Das Argument der aufmontierten PCI-Chips auf dem Motherboard, wie es AMD mit seiner Ethernet-SCSI-2-Kombination ankuendigte, duerfte gerade bei den Hochleistungs-Servern nicht greifen. Fuer diese Rechner ist das versprochene Plug and play wichtig, wenn es um den nahtlosen Austausch einzelner Komponenten durch den Wartungsdienst geht. Auf der anderen Seite sind die Top-Server nicht ueber die Leistung einer einzelnen Komponente definiert. Selbst wenn optimierte Multiprozessor-Architekturen mit schnellen Pentium- und Power-PC-Chips bestueckt ueber einen superschnellen Bus mit besonderen leistungsfaehigen SCSI-Vorrechnern kommunizieren, muessen sie irgendwann ueber das Netz wandern.

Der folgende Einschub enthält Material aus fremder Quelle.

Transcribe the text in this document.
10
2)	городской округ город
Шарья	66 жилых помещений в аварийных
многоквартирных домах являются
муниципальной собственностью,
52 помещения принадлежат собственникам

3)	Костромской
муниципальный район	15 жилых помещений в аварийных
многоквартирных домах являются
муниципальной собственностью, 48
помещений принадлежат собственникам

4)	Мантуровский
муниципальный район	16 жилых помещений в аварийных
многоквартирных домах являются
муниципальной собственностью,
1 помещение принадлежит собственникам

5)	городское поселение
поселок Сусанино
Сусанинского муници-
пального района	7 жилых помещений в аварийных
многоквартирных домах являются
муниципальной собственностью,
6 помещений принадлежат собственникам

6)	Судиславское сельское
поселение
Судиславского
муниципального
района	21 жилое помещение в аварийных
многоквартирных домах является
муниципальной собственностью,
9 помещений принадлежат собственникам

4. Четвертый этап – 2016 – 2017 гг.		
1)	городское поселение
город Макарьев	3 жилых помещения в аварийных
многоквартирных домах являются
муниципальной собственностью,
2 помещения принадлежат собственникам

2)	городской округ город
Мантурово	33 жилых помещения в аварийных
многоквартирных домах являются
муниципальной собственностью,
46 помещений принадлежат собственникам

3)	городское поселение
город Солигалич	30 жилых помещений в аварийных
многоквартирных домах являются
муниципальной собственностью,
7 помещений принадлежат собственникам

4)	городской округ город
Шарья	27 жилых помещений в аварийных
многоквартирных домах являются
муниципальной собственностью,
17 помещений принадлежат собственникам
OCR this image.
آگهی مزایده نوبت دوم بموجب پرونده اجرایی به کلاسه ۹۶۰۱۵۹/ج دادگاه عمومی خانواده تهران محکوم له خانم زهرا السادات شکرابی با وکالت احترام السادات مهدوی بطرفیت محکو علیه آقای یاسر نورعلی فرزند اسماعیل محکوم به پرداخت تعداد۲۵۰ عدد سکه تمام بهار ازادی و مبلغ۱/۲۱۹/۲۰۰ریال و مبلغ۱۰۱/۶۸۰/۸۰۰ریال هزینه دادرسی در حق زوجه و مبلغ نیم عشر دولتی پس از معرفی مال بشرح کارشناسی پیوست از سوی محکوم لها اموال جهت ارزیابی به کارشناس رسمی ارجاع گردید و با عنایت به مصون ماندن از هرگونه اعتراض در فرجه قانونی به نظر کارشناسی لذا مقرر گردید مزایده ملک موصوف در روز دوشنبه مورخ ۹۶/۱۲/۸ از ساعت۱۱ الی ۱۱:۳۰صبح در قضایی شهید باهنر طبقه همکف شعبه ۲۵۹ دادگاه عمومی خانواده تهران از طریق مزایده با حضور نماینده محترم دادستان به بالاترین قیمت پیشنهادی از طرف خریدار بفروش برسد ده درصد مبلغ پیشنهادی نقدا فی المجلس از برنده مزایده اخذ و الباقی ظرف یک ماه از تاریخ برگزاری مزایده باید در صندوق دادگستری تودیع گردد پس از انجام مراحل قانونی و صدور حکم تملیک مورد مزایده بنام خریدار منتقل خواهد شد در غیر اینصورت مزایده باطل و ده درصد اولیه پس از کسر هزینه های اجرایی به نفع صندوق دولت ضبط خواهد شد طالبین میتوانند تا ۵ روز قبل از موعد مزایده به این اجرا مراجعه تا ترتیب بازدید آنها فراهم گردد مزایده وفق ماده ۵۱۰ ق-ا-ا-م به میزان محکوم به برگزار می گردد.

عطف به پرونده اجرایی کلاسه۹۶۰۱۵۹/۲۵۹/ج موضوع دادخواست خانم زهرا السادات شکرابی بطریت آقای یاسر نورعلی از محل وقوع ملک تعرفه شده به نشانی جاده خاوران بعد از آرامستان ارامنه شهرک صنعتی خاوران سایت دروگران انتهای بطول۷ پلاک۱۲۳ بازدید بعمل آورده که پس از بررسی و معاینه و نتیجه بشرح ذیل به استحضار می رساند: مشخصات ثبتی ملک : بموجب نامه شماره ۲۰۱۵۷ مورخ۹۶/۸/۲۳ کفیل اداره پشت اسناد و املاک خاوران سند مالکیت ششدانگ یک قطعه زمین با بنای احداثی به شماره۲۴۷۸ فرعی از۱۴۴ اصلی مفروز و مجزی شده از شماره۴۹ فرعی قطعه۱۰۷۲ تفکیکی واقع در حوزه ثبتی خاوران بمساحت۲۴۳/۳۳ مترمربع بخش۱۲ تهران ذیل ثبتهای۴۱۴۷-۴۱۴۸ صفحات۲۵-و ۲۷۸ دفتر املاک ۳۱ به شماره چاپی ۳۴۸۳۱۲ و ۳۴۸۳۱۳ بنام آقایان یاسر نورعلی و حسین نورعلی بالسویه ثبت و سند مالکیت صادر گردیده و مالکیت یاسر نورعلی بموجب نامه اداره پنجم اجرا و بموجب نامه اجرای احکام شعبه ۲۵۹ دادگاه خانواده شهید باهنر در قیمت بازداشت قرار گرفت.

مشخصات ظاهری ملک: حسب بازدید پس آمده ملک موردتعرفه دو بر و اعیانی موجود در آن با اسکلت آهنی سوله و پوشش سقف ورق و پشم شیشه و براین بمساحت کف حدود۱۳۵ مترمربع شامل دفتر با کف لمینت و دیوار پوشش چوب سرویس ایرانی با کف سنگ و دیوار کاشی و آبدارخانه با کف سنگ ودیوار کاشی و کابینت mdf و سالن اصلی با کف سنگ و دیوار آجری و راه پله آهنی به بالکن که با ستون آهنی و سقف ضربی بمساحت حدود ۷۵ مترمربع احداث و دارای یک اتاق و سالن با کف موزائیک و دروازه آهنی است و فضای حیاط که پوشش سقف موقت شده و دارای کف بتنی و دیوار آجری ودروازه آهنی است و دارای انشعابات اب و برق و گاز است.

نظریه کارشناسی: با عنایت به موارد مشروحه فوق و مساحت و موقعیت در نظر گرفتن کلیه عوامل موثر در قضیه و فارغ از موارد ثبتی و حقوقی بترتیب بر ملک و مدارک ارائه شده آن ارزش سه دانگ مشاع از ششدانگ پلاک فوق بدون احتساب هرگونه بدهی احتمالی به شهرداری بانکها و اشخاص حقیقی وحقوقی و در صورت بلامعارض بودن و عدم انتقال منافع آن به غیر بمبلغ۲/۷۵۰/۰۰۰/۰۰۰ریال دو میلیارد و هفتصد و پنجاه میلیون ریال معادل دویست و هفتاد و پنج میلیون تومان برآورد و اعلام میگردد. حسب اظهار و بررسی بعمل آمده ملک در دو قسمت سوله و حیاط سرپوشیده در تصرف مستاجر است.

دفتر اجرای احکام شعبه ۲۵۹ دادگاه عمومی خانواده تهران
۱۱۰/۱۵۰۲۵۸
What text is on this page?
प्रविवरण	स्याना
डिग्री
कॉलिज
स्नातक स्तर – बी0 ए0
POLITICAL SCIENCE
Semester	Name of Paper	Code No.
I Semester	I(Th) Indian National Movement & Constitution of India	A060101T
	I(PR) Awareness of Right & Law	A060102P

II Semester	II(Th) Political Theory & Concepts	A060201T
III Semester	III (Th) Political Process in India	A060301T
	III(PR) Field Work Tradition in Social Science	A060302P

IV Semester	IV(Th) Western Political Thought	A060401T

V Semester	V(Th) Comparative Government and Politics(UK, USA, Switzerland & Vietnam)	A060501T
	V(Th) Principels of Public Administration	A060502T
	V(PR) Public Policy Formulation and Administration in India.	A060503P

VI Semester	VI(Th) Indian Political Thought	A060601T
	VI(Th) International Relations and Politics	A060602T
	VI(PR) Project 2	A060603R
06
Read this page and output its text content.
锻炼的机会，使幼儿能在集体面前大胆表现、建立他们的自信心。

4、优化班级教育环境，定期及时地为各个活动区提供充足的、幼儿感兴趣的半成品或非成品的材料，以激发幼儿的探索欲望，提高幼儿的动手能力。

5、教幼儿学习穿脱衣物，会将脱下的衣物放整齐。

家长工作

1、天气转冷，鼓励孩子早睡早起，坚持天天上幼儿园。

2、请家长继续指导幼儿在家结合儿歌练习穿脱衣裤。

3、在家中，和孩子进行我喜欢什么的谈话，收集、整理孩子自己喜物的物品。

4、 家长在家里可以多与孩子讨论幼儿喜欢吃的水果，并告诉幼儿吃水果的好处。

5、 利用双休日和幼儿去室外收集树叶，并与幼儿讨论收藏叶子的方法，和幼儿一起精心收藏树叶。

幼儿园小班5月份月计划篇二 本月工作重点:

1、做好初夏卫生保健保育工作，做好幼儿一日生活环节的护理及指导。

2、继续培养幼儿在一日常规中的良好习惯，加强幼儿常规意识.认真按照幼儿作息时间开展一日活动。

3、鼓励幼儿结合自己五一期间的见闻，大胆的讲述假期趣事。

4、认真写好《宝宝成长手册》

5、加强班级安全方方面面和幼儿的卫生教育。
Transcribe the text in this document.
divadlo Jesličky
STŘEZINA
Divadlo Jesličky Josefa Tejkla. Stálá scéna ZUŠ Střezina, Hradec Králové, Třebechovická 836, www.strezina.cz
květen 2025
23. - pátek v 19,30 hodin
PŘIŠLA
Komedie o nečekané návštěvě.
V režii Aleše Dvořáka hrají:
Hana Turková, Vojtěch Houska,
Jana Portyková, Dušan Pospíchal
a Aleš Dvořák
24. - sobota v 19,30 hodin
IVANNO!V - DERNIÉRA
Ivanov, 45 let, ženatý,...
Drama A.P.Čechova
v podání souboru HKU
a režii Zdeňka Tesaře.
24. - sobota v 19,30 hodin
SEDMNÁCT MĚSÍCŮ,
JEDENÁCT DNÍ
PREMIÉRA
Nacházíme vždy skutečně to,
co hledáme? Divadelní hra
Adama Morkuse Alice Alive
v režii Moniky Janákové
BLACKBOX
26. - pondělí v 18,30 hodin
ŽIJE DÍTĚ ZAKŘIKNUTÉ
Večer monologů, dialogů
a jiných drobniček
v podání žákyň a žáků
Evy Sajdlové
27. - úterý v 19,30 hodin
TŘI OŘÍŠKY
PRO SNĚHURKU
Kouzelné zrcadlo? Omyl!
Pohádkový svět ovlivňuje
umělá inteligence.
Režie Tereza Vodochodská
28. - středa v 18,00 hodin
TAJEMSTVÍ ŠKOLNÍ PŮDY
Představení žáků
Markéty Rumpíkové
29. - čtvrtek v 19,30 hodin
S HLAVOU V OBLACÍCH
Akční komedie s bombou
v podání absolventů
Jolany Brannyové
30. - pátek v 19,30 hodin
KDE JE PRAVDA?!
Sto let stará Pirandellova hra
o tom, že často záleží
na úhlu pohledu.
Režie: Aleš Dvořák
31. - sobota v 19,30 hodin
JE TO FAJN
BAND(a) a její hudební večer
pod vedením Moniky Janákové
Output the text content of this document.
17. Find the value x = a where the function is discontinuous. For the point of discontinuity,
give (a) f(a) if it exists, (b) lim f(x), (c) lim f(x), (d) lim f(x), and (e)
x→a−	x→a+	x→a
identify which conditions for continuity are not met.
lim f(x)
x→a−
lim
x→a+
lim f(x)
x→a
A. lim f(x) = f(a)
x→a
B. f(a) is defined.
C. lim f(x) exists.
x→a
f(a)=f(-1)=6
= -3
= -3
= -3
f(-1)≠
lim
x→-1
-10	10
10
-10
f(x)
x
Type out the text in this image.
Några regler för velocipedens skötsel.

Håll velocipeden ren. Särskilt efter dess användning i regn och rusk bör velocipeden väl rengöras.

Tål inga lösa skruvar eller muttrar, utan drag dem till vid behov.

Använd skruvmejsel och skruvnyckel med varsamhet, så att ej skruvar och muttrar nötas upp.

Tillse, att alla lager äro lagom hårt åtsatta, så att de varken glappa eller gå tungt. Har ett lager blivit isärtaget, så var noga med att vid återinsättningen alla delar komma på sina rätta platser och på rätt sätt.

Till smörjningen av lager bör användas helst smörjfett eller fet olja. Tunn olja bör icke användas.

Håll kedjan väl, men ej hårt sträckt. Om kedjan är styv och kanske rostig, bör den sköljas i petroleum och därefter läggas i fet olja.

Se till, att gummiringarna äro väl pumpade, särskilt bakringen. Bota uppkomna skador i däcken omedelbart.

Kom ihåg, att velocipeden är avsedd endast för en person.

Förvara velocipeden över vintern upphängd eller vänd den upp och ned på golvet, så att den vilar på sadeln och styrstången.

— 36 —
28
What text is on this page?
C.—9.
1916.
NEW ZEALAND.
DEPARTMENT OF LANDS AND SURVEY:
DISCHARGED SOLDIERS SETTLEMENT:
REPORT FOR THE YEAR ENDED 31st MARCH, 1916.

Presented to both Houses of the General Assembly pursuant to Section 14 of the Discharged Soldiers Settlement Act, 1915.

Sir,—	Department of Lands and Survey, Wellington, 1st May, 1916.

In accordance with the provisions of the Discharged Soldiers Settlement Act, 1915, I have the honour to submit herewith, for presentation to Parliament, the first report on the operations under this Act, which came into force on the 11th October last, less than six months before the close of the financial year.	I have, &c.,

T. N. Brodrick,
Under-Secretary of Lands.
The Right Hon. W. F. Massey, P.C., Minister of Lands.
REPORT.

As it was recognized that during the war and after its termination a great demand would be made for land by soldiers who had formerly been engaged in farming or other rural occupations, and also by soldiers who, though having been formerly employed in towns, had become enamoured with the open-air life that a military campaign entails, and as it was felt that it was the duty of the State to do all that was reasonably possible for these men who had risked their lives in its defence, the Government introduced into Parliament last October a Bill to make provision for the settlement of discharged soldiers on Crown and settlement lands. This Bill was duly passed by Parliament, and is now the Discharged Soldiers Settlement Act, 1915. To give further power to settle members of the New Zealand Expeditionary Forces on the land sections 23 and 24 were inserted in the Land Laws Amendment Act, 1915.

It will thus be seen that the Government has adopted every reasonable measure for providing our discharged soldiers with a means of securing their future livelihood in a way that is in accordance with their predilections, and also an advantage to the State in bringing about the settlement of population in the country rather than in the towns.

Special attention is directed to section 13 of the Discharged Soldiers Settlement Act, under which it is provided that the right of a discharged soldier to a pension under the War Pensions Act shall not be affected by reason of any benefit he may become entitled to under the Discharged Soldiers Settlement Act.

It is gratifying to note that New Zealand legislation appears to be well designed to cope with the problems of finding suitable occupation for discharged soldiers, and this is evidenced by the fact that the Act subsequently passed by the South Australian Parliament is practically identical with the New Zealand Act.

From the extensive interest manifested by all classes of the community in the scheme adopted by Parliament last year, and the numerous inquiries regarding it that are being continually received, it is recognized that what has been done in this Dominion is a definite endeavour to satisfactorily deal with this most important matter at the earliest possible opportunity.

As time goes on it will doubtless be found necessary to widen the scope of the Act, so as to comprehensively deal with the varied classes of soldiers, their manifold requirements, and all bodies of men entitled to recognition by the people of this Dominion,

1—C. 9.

Mit Ausnahme von FDDI sind alle Anschlusstechniken, wie sie etwa mit Fast Ethernet, 100VG Anylan, 100Base-T, DP und ATM gehandelt werden, mindestens 20 Monate von einer Verwirklichung entfernt, die fuer Superserver akzeptabel ist. Dies gibt den Herstellern genuegend Spielraum beim Sammeln erster Erfahrungen mit Power-PC- Konzepten. Bis dahin werden ihre bewaehrten Methoden ungebrochen den High-end-Bereich dominieren koennen.